Y está, por supuesto, el viaje como desplazamiento físico, que la exposición sintetiza en tres grandes bloques. Partimos de unos inicios que en su mayor parte se desarrollan en Múnich: allí recibió su tardía formación artística el vástago de una familia de la burguesía rusa que renunciaba así a un futuro encaminado hacia la enseñanza del Derecho; allí adoptó un fauvismo basado en el uso antinaturalista del color y allí fundó junto a Franz Marc el grupo El Jinete Azul.
Un segundo periodo se inaugura con la Primera Guerra Mundial, que forzó su breve regreso a Rusia, donde su obra se dejaría permear por la radicalidad de constructivismo y el suprematismo, sin realmente identificarse del todo con sus principios. “Se marchó de allí en cuanto le ofrecieron ser profesor en la Bauhaus”, apunta Lekha Hileman Waitoller, comisaria que ha coordinado el montaje bilbaíno (la curator Megan Fontanella no ha podido abandonar los Estados Unidos debido a la covid-19, así que la comunicación entre ambas se ha producido a razón de dos videoconferencias diarias durante toda la preparación de la muestra).
Por fin, en París, donde tras el derribo de la Bauhaus por el ariete nazi pasó los 11 últimos años de su vida, su obra quedó determinada por el interés en lo científico, por la carestía de la Segunda Guerra Mundial que le obligó a trabajar en formatos más pequeños, y también por la influencia de la nueva generación surrealista: no es difícil ver en esta etapa ecos de un Miró o un Tanguy, aunque es justo admitir que estos elementos biomorfos y la paleta más luminosa ya aparecen apuntadas en algunas piezas tardías del periodo Bauhaus.
El vínculo con Krasner
Curiosamente, esta sensación de trayecto se ve reforzada por lo que en principio suponía una limitación. Con el fin de favorecer el tráfico de visitantes en época de pandemia, el montaje propone un recorrido lineal por la sucesión de piezas colgadas en el muro en lugar de una división estanco por salas (tres para los tres bloques: habría resultado perfecto, quizá hasta demasiado).
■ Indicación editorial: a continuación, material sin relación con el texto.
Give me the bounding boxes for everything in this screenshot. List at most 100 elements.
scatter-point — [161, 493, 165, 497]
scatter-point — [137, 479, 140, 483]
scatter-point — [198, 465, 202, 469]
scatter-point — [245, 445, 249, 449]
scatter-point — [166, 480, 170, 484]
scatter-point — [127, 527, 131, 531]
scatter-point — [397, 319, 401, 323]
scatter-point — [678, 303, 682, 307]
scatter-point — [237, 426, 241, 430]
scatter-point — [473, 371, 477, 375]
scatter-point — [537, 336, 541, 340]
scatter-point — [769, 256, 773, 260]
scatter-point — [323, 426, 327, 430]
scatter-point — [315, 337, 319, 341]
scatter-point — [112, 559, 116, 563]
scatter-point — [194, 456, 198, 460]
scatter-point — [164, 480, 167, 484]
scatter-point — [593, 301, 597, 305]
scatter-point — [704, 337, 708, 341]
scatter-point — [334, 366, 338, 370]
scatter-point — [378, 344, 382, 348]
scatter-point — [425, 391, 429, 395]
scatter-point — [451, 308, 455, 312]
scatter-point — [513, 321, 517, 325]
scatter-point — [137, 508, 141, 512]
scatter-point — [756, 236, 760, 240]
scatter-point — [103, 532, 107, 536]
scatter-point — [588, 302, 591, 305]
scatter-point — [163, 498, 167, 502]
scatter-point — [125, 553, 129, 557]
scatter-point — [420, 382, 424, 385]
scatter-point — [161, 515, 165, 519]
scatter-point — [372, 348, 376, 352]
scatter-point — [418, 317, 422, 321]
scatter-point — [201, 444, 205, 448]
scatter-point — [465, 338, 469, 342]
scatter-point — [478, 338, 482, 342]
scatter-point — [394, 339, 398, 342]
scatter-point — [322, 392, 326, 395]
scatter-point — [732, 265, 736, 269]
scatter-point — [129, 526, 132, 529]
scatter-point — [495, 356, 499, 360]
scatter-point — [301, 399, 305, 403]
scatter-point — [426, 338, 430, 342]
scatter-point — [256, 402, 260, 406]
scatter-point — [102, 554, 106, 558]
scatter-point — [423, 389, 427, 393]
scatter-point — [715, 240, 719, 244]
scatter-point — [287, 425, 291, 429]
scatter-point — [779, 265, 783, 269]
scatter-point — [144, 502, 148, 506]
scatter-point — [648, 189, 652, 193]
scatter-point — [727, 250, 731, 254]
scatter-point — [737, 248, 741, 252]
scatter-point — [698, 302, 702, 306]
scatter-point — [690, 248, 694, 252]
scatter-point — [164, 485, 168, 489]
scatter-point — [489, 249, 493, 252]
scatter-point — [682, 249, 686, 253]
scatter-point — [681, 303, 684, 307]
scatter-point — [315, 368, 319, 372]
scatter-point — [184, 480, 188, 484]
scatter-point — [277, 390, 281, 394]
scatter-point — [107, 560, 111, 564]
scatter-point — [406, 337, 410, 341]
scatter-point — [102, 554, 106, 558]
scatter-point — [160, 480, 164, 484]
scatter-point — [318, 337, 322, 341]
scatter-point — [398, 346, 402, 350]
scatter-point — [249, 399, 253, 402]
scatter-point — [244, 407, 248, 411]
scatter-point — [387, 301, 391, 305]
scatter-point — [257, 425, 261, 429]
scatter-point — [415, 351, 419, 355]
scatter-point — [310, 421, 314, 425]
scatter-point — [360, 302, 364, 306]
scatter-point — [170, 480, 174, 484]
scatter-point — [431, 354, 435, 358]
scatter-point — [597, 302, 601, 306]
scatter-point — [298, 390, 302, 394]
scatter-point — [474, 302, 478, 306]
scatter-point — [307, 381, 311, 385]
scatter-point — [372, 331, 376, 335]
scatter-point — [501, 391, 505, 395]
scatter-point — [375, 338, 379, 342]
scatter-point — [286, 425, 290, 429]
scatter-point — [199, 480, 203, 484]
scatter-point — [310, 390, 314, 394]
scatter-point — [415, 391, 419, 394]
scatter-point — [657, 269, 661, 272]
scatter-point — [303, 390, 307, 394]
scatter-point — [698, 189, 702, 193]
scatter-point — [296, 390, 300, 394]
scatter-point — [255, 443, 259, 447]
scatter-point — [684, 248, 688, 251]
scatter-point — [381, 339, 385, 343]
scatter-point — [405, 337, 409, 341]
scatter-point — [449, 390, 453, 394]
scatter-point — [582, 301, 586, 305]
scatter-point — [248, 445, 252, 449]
Después el viaje continúa gracias al diálogo que se establece con otra exposición que lleva desde septiembre en el piso inferior del museo, la dedicada a la expresionista abstracta Lee Krasner (1908-1984), representante de la Escuela de Nueva York. Resulta improbable que ambos artistas llegaran a conocerse en persona, pues Kandinsky nunca estuvo en Estados Unidos, y para cuando Krasner visitó Europa el ruso ya había fallecido. Pero sus vínculos alcanzan más allá de encuentros materiales o herencias intergeneracionales. Hay tendido entre ellos un hilo que une dos aproximaciones al arte como umbral hacia una realidad interior. Ese hilo delicado pero consistente es, quizá, el mejor de todos los viajes a los que ahora nos invita el Guggenheim Bilbao.